I'd like to ask about the elimination of the Inuit tobacco control strategy, which has some irony for me, because you announced a pilot project for prenatal aboriginal women, which is around wait times, and yet they will go back to a community where their tobacco cessation program has been eliminated. They will go back into homes and into communities where people are smoking at considerably higher rates than we might see outside the reserves or outside their homes. On eliminating the tobacco strategy, it's about 10%, or more than 10% actually, of the annual tobacco control budget. How is that community being serviced now? Was the previous strategy not working? Usually if a strategy isn't working, you alter it as you go along. You don't wait until the end of a project and then say now it's done. Is somebody creating a new strategy for that?

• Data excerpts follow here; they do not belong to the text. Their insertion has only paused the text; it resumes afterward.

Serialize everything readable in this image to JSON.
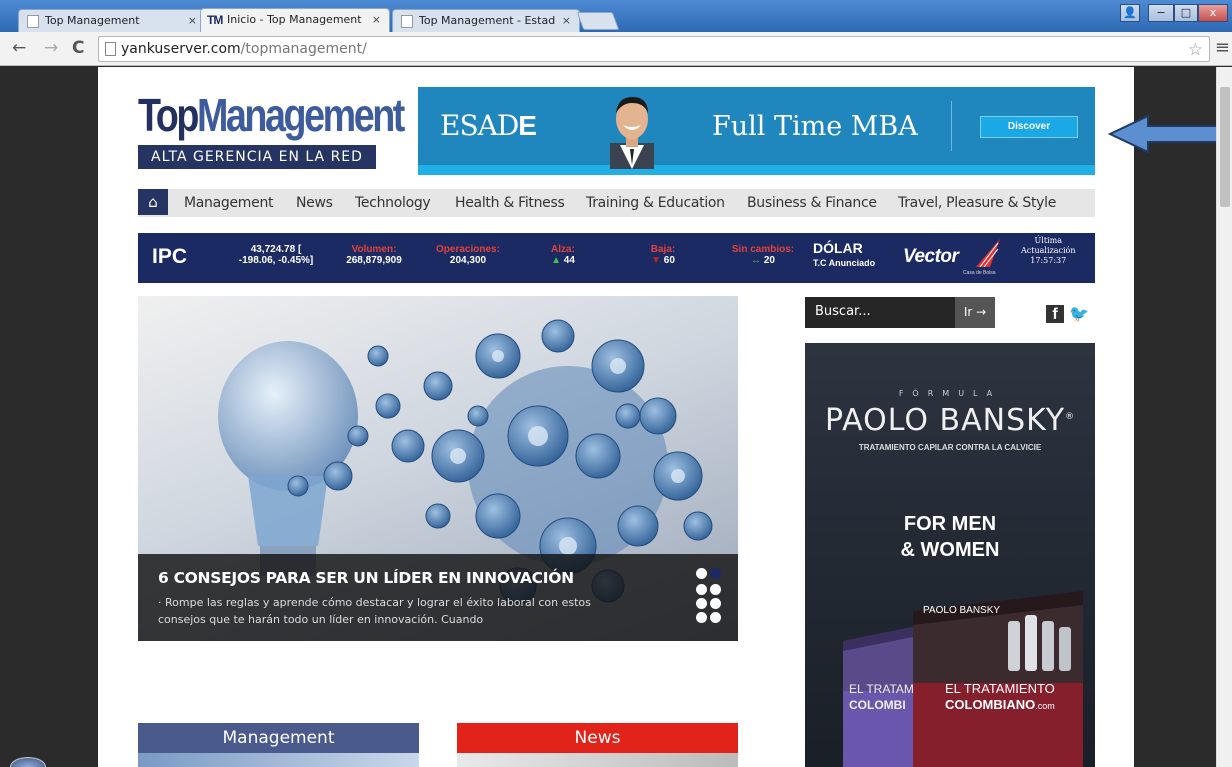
{
  "browser": {
    "tabs": [
      {
        "label": "Top Management",
        "active": false
      },
      {
        "label": "Inicio - Top Management",
        "active": true
      },
      {
        "label": "Top Management - Estad",
        "active": false
      }
    ],
    "close_glyph": "×",
    "url_host": "yankuserver.com",
    "url_path": "/topmanagement/",
    "win_controls": [
      "−",
      "□",
      "x"
    ],
    "icons": [
      "back-icon",
      "forward-icon",
      "reload-icon",
      "page-icon",
      "star-icon",
      "menu-icon"
    ]
  },
  "site": {
    "logo_top": "Top",
    "logo_mgmt": "Management",
    "logo_sub": "ALTA GERENCIA EN LA RED"
  },
  "banner_ad": {
    "brand_plain": "ESAD",
    "brand_bold": "E",
    "headline": "Full Time MBA",
    "cta": "Discover"
  },
  "nav": {
    "items": [
      "Management",
      "News",
      "Technology",
      "Health & Fitness",
      "Training & Education",
      "Business & Finance",
      "Travel, Pleasure & Style"
    ]
  },
  "ticker": {
    "index_name": "IPC",
    "value": "43,724.78 [",
    "change": "-198.06, -0.45%]",
    "volumen_label": "Volumen:",
    "volumen": "268,879,909",
    "operaciones_label": "Operaciones:",
    "operaciones": "204,300",
    "alza_label": "Alza:",
    "alza": "44",
    "baja_label": "Baja:",
    "baja": "60",
    "sin_cambios_label": "Sin cambios:",
    "sin_cambios": "20",
    "dolar": "DÓLAR",
    "dolar_sub": "T.C Anunciado",
    "vector": "Vector",
    "casa": "Casa de Bolsa",
    "ultima_1": "Última",
    "ultima_2": "Actualización",
    "time": "17:57:37",
    "colors": {
      "label": "#e2433a",
      "up": "#3ec35b",
      "down": "#c82020"
    }
  },
  "hero": {
    "title": "6 CONSEJOS PARA SER UN LÍDER EN INNOVACIÓN",
    "excerpt": "· Rompe las reglas y aprende cómo destacar y lograr el éxito laboral con estos consejos que te harán todo un líder en innovación. Cuando"
  },
  "sidebar": {
    "search_placeholder": "Buscar...",
    "search_button": "Ir →",
    "social_f": "f",
    "social_t": "🐦"
  },
  "side_ad": {
    "formula": "FÓRMULA",
    "brand": "PAOLO BANSKY",
    "registered": "®",
    "tagline": "TRATAMIENTO CAPILAR CONTRA LA CALVICIE",
    "formen_1": "FOR MEN",
    "formen_2": "& WOMEN",
    "box_brand": "PAOLO BANSKY",
    "box_line1": "EL TRATAMIENTO",
    "box_line2": "COLOMBIANO",
    "box_line2_suffix": ".com",
    "box_left_line1": "EL TRATAM",
    "box_left_line2": "COLOMBI"
  },
  "sections": [
    {
      "label": "Management",
      "color": "#4a5a8c"
    },
    {
      "label": "News",
      "color": "#e2231a"
    }
  ]
}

The second question I'd like to ask, if I could, is around the patent drugs and the additional dollars being asked for in supplementary estimates, which are normally unforeseen expenditures. Why is it unforeseen that so many people are going to come and want to talk at public hearings about patent drugs? Although I'm very optimistic that if you're having public hearings on patent drugs, it will indeed lead to the lower cost of drugs for people, I'm sure the intention of your public hearings is to lower the drug costs for people who are suffering from that.
My last comment would be about the Assisted Human Reproductive Agency. We have an agency on which we are spending money that does not have a board of directors. The regulations we have not yet seen. I don't know who has developed the infrastructure, who signs this off. If all this can be done without a board, why are we spinning it off at all? It seems that we have this agency on which we are spending a lot of money that doesn't really exist. I'm a little puzzled, and I would like to know how that money is actually being spent and when there will actually be an agency up and running, given the money that's going into it.